HostGator won’t set up or change your WordPress username for you–it just defaulted to that username when WordPress was installed on your HostGator account. To change it, you must first create a new WordPress user with a more unique username. Then delete the user “admin”, assigning all your posts to the new user you made (see screenshot in my post as well as this helpful post from Website Defender). Hope that makes helps! So glad you said hello. 🙂
I figured out what I was doing wrong. I needed to log out of the “admin” user and then log back in with the new user information. Then I could delete the “admin” user account.
Thanks for your help!
I recently started blogging and am hope/trying/praying that it will, with proper time and effort, help bring in some income. I know pretty much nothing about html, etc. To say that I am not techy would be an understatement. A good friend built my site for me in wordpress.org as a gift to help me get started. She is available to help me, but her time is limited and so I am trying to do as much research and work as I can. Right now, my head is absolutely swimming with information and I am feeling, shall we say, a bit on the overwhelmed side. . .
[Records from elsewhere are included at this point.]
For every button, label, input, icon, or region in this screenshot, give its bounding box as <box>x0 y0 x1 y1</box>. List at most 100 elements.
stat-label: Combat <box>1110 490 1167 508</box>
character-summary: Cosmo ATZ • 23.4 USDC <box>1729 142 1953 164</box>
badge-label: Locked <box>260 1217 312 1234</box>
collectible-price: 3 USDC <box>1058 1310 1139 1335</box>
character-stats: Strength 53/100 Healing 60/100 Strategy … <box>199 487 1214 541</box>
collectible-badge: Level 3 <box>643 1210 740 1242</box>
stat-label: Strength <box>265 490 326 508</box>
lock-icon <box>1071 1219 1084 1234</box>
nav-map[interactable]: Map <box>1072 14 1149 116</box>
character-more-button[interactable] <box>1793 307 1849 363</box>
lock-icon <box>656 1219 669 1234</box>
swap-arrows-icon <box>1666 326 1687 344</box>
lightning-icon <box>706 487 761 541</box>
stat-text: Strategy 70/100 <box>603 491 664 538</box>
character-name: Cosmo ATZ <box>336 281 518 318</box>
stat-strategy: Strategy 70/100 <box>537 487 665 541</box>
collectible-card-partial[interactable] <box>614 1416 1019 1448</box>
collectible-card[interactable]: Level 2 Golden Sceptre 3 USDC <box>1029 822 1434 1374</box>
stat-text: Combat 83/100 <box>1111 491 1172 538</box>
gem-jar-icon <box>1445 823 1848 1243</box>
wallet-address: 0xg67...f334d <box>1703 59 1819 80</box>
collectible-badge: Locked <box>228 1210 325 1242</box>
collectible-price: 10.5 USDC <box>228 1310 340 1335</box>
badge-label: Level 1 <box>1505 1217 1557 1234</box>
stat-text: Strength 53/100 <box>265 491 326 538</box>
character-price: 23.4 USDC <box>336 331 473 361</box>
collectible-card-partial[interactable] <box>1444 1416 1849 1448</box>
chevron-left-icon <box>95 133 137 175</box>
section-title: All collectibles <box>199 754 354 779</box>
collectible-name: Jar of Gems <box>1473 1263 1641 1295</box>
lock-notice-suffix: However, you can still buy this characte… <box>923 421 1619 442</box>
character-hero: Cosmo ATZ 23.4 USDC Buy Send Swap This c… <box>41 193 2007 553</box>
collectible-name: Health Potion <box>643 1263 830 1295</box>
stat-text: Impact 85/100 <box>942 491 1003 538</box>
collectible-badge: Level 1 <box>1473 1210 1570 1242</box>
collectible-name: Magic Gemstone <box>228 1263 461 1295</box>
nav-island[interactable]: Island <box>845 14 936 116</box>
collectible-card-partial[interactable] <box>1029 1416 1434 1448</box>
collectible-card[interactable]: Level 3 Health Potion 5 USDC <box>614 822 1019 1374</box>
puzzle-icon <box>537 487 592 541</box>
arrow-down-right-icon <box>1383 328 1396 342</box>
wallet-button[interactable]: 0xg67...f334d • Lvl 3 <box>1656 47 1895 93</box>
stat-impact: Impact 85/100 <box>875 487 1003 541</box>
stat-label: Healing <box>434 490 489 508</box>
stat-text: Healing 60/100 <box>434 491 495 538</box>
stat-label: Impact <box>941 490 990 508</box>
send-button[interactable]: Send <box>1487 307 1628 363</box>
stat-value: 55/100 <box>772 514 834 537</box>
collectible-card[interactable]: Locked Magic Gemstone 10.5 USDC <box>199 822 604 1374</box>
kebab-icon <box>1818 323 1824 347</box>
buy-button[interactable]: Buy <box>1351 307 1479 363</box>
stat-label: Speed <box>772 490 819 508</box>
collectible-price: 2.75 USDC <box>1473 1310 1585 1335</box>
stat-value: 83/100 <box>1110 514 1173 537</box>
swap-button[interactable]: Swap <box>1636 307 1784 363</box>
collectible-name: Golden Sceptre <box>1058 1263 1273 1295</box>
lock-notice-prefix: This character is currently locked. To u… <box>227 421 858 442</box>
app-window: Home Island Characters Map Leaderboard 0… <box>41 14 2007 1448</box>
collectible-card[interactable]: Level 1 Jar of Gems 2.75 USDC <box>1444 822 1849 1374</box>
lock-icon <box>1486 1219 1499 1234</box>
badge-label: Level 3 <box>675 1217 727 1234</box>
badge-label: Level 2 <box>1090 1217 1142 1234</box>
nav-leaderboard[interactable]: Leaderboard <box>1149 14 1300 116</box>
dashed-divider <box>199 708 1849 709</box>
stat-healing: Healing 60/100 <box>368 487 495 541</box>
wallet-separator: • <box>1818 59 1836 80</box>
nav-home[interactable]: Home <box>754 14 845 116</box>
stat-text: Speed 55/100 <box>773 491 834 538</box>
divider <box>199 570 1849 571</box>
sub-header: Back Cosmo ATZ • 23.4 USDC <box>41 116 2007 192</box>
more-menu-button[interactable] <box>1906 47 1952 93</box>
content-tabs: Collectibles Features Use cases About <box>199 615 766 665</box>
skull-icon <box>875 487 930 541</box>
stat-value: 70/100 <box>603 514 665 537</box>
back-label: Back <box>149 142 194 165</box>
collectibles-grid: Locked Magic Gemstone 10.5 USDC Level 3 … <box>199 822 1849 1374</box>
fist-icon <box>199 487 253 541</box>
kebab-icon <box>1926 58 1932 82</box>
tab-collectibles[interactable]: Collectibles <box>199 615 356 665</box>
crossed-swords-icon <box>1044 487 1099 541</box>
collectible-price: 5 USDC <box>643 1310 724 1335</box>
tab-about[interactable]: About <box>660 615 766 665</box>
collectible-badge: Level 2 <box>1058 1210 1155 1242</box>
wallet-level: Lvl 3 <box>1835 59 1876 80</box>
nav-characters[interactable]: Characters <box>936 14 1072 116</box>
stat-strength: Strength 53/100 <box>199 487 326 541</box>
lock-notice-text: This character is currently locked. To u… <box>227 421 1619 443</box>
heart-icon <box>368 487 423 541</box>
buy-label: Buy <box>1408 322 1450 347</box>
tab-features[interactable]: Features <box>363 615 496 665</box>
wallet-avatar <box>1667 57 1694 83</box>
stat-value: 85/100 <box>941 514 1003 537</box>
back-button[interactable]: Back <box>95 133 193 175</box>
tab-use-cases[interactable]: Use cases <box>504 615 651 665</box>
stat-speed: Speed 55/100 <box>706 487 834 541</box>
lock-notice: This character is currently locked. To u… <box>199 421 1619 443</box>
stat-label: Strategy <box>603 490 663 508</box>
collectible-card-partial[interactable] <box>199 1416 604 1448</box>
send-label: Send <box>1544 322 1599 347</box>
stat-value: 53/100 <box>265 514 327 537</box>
What do you recommend for folks like myself who can’t afford to hire outside technical help, have a tight time budget (I have 3 tykes 3 years and under, with number 4 on the way) and who are trying to do their best? What is are the most important elements to study and apply? Thanks so much for your time!
Hello Monique! Well, this series is a good place to start. 🙂 Hopefully it will help you get a glimpse into what you understand and what you don’t. Good organization of your blog, making use of SEO tools, and making your blog easy to follow are some of the most important places to start.
Great question… I was wondering, well, basically the same things. You are very well spoken and I would love to visit your blog sometime.
Also, Gretchen, thank you so much for the posts and advice. It is so greatly appreciated!